THE GAME In Voyage to Neptune, you are in command of the first manned spaceship journeying from Earth to Neptune. The year is 2100, and manned space stations have been established at roughly 500-million-mile intervals along your route. These stations are at Jupiter (orbiting Callisto), Saturn (orbiting Titan), Uranus (on Ariel), and at several points midway between Saturn and Uranus, and Uranus and Neptune. Navigation of your spacecraft is highly computerized, and you have a competent personnel officer on board to handle the inevitable people problems that will arise during a six-year journey. Your primary function as captain, therefore, is to maintain the delicate balance that will provide your ship with enough energy to reach its destination and return to Earth. The following hints will help to speed you on your way: - Your spaceship uses both solar energy and nuclear fuel. Because you cannot carry enough nuclear fuel for the entire trip, you also have on board a multi-celled breeder reactor, which takes the spent fuel from the propulsion engines along with a small amount of primary fuel and turns it—somewhat inefficiently—back into primary fuel for propulsion. You must decide how much fuel to use for propulsion and how many breeder reactor cells to operate on each leg of the trip.

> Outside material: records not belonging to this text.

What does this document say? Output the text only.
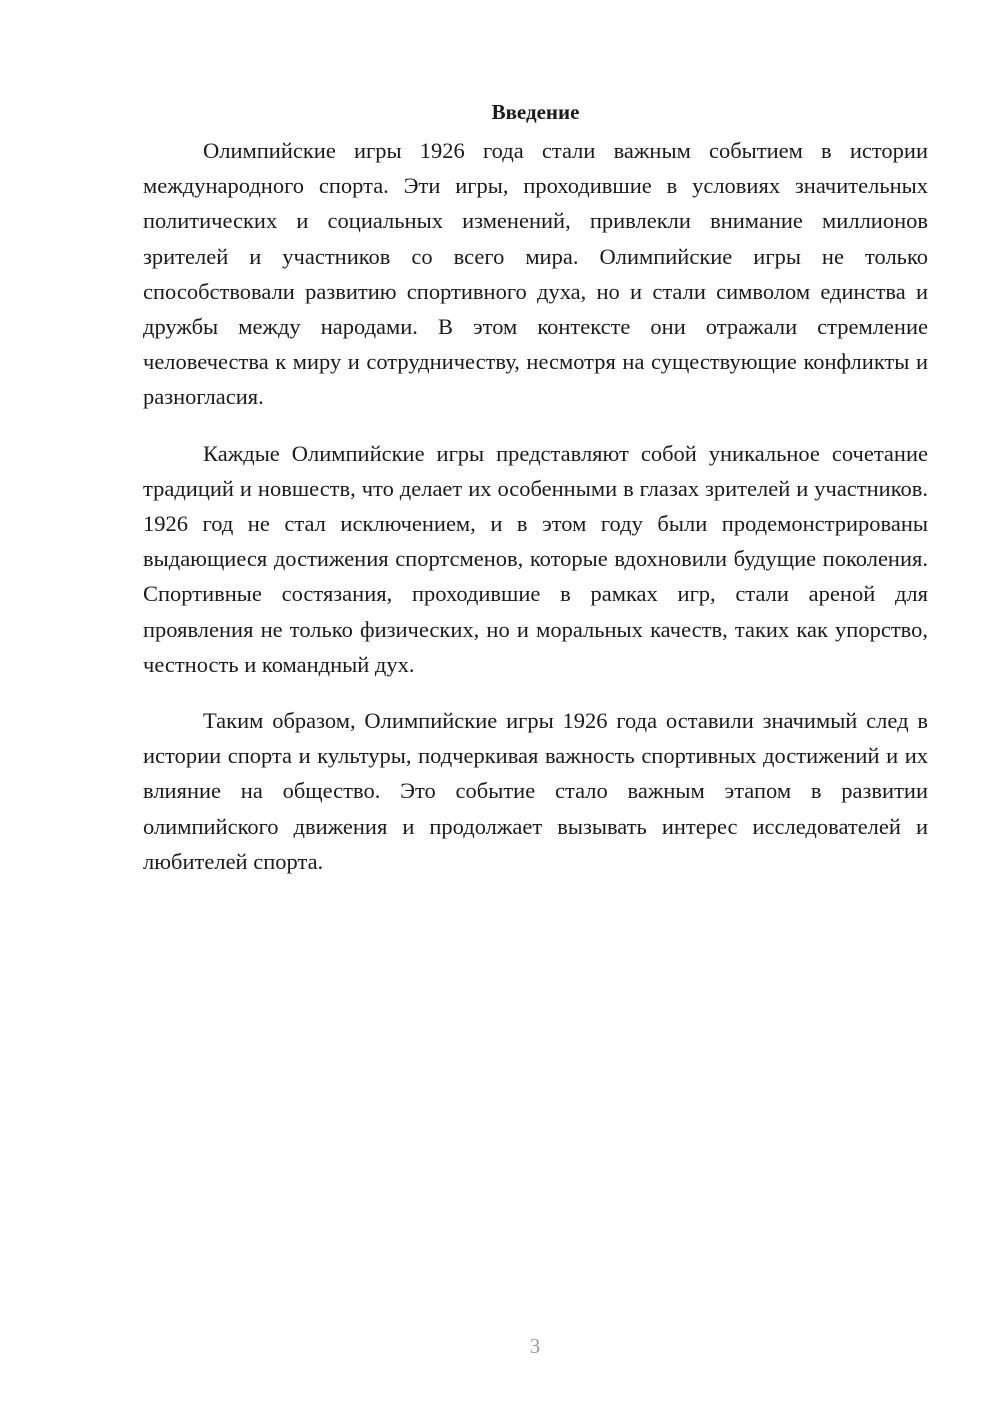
Введение

Олимпийские игры 1926 года стали важным событием в истории международного спорта. Эти игры, проходившие в условиях значительных политических и социальных изменений, привлекли внимание миллионов зрителей и участников со всего мира. Олимпийские игры не только способствовали развитию спортивного духа, но и стали символом единства и дружбы между народами. В этом контексте они отражали стремление человечества к миру и сотрудничеству, несмотря на существующие конфликты и разногласия.

Каждые Олимпийские игры представляют собой уникальное сочетание традиций и новшеств, что делает их особенными в глазах зрителей и участников. 1926 год не стал исключением, и в этом году были продемонстрированы выдающиеся достижения спортсменов, которые вдохновили будущие поколения. Спортивные состязания, проходившие в рамках игр, стали ареной для проявления не только физических, но и моральных качеств, таких как упорство, честность и командный дух.

Таким образом, Олимпийские игры 1926 года оставили значимый след в истории спорта и культуры, подчеркивая важность спортивных достижений и их влияние на общество. Это событие стало важным этапом в развитии олимпийского движения и продолжает вызывать интерес исследователей и любителей спорта.

3
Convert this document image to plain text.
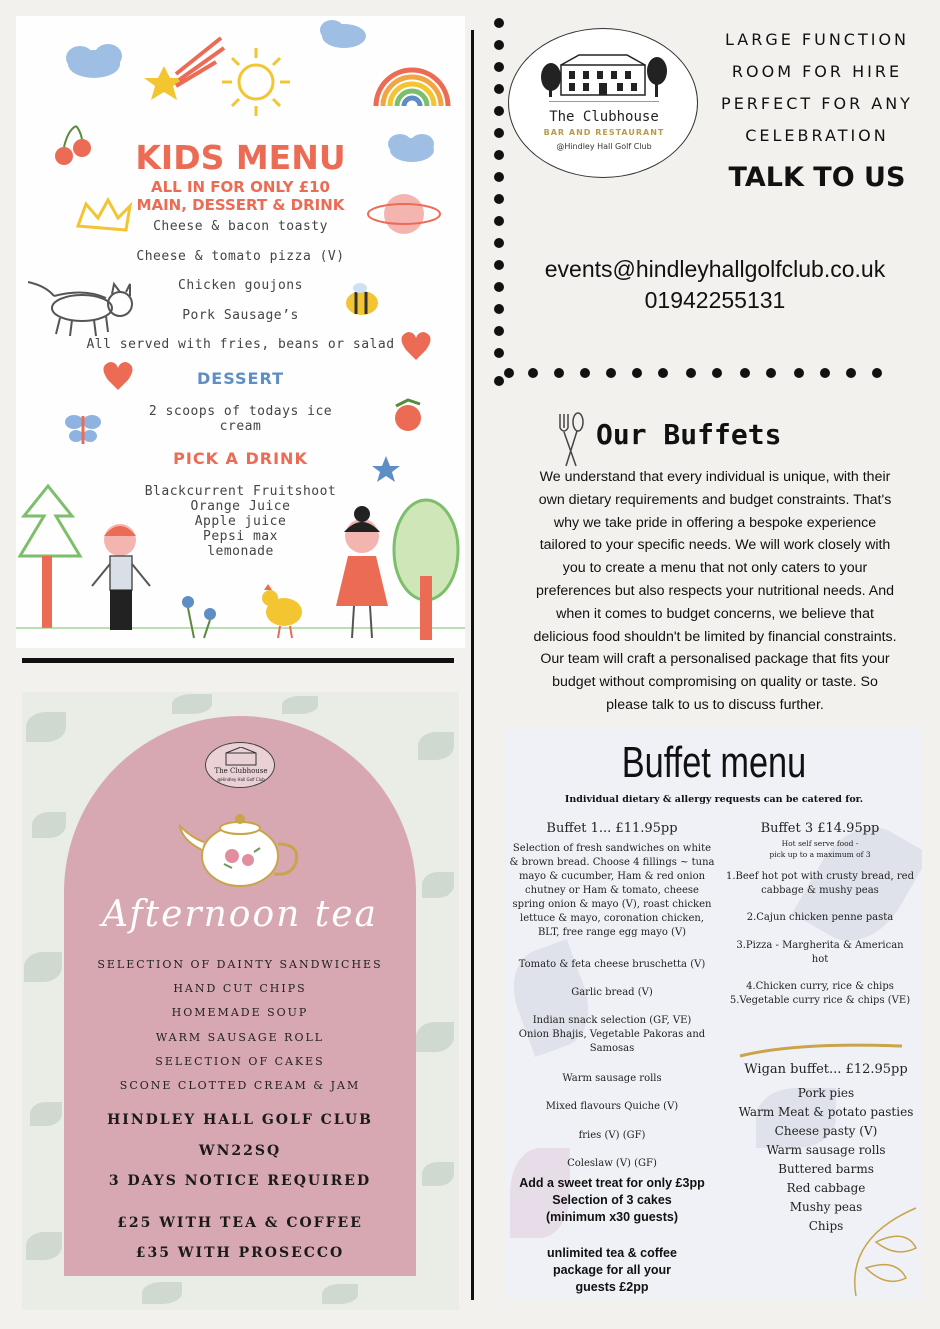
KIDS MENU
ALL IN FOR ONLY £10
MAIN, DESSERT & DRINK
Cheese & bacon toasty
Cheese & tomato pizza (V)
Chicken goujons
Pork Sausage’s
All served with fries, beans or salad
DESSERT
2 scoops of todays ice
cream
PICK A DRINK
Blackcurrent Fruitshoot
Orange Juice
Apple juice
Pepsi max
lemonade
The Clubhouse
@Hindley Hall Golf Club
Afternoon tea
SELECTION OF DAINTY SANDWICHES
HAND CUT CHIPS
HOMEMADE SOUP
WARM SAUSAGE ROLL
SELECTION OF CAKES
SCONE CLOTTED CREAM & JAM
HINDLEY HALL GOLF CLUB
WN22SQ
3 DAYS NOTICE REQUIRED
£25 WITH TEA & COFFEE
£35 WITH PROSECCO
The Clubhouse
BAR AND RESTAURANT
@Hindley Hall Golf Club
LARGE FUNCTION
ROOM FOR HIRE
PERFECT FOR ANY
CELEBRATION
TALK TO US
events@hindleyhallgolfclub.co.uk
01942255131
Our Buffets
We understand that every individual is unique, with their
own dietary requirements and budget constraints. That's
why we take pride in offering a bespoke experience
tailored to your specific needs. We will work closely with
you to create a menu that not only caters to your
preferences but also respects your nutritional needs. And
when it comes to budget concerns, we believe that
delicious food shouldn't be limited by financial constraints.
Our team will craft a personalised package that fits your
budget without compromising on quality or taste. So
please talk to us to discuss further.
Buffet menu
Individual dietary & allergy requests can be catered for.
Buffet 1... £11.95pp
Selection of fresh sandwiches on white
& brown bread. Choose 4 fillings ~ tuna
mayo & cucumber, Ham & red onion
chutney or Ham & tomato, cheese
spring onion & mayo (V), roast chicken
lettuce & mayo, coronation chicken,
BLT, free range egg mayo (V)
Tomato & feta cheese bruschetta (V)
Garlic bread (V)
Indian snack selection (GF, VE)
Onion Bhajis, Vegetable Pakoras and
Samosas
Warm sausage rolls
Mixed flavours Quiche (V)
fries (V) (GF)
Coleslaw (V) (GF)
Add a sweet treat for only £3pp
Selection of 3 cakes
(minimum x30 guests)
unlimited tea & coffee
package for all your
guests £2pp
Buffet 3 £14.95pp
Hot self serve food -
pick up to a maximum of 3
1.Beef hot pot with crusty bread, red
cabbage & mushy peas
2.Cajun chicken penne pasta
3.Pizza - Margherita & American
hot
4.Chicken curry, rice & chips
5.Vegetable curry rice & chips (VE)
Wigan buffet... £12.95pp
Pork pies
Warm Meat & potato pasties
Cheese pasty (V)
Warm sausage rolls
Buttered barms
Red cabbage
Mushy peas
Chips
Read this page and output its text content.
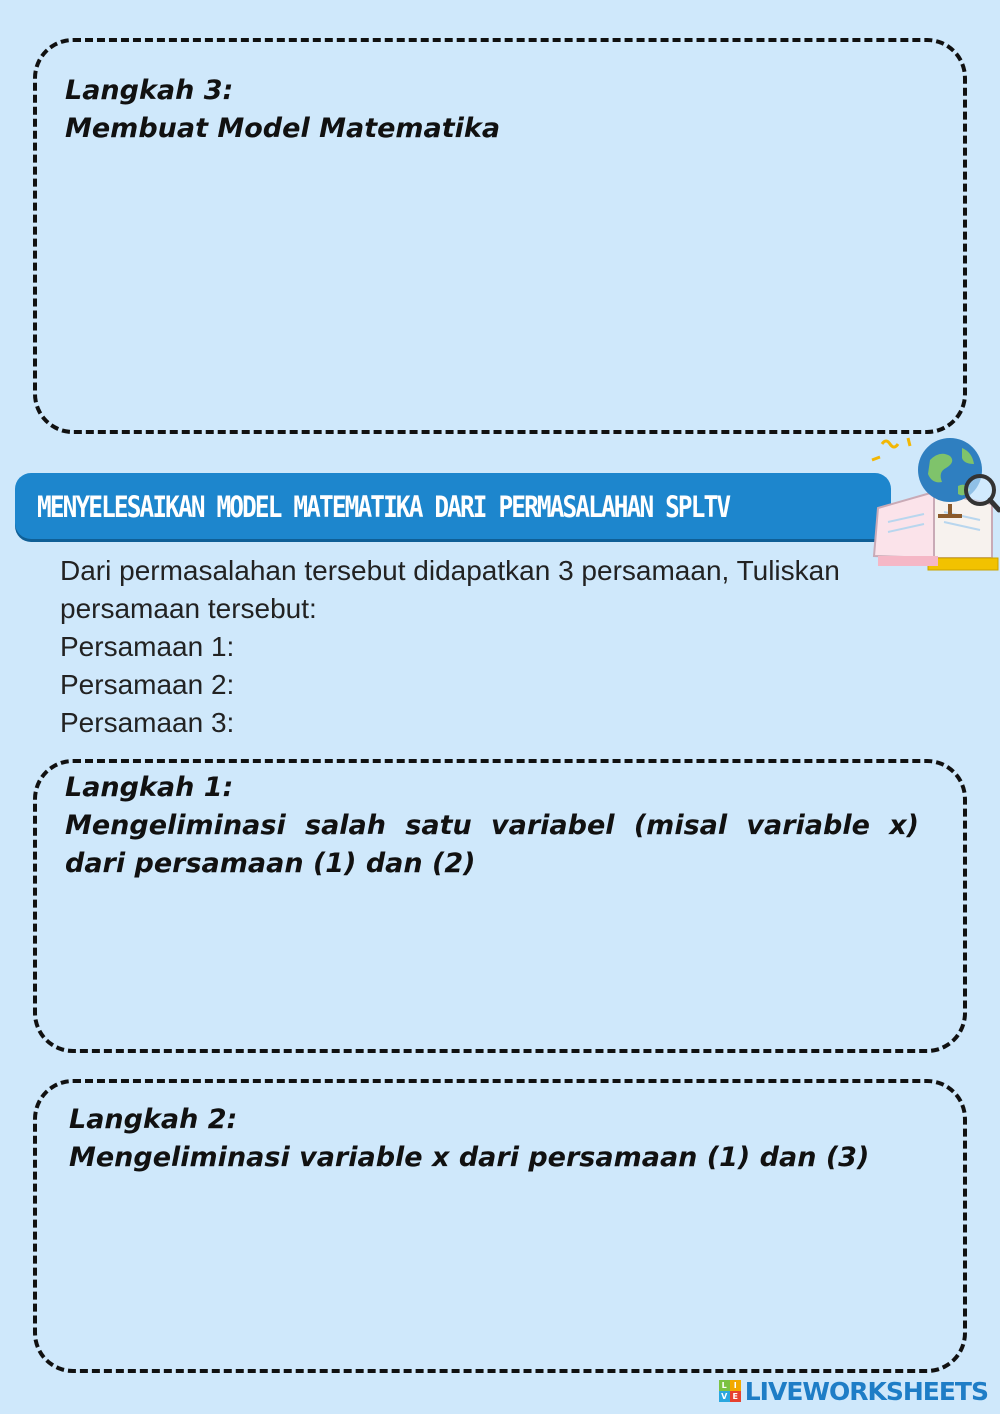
Langkah 3:
Membuat Model Matematika
MENYELESAIKAN MODEL MATEMATIKA DARI PERMASALAHAN SPLTV

Dari permasalahan tersebut didapatkan 3 persamaan, Tuliskan persamaan tersebut:

Persamaan 1:

Persamaan 2:

Persamaan 3:

Langkah 1:
Mengeliminasi salah satu variabel (misal variable x) dari persamaan (1) dan (2)
Langkah 2:
Mengeliminasi variable x dari persamaan (1) dan (3)
L I
V E LIVEWORKSHEETS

- At each space station along the way, you may trade nuclear fuel for breeder-reactor cells and vice versa. You may not trade more fuel than you have; nor may you trade so many cells that your breeder reactor ceases to function.
- You may have problems with your engines along the way, but there is little you can do to lessen this possibility. Likewise, if you are unlucky, some of your fuel may decay.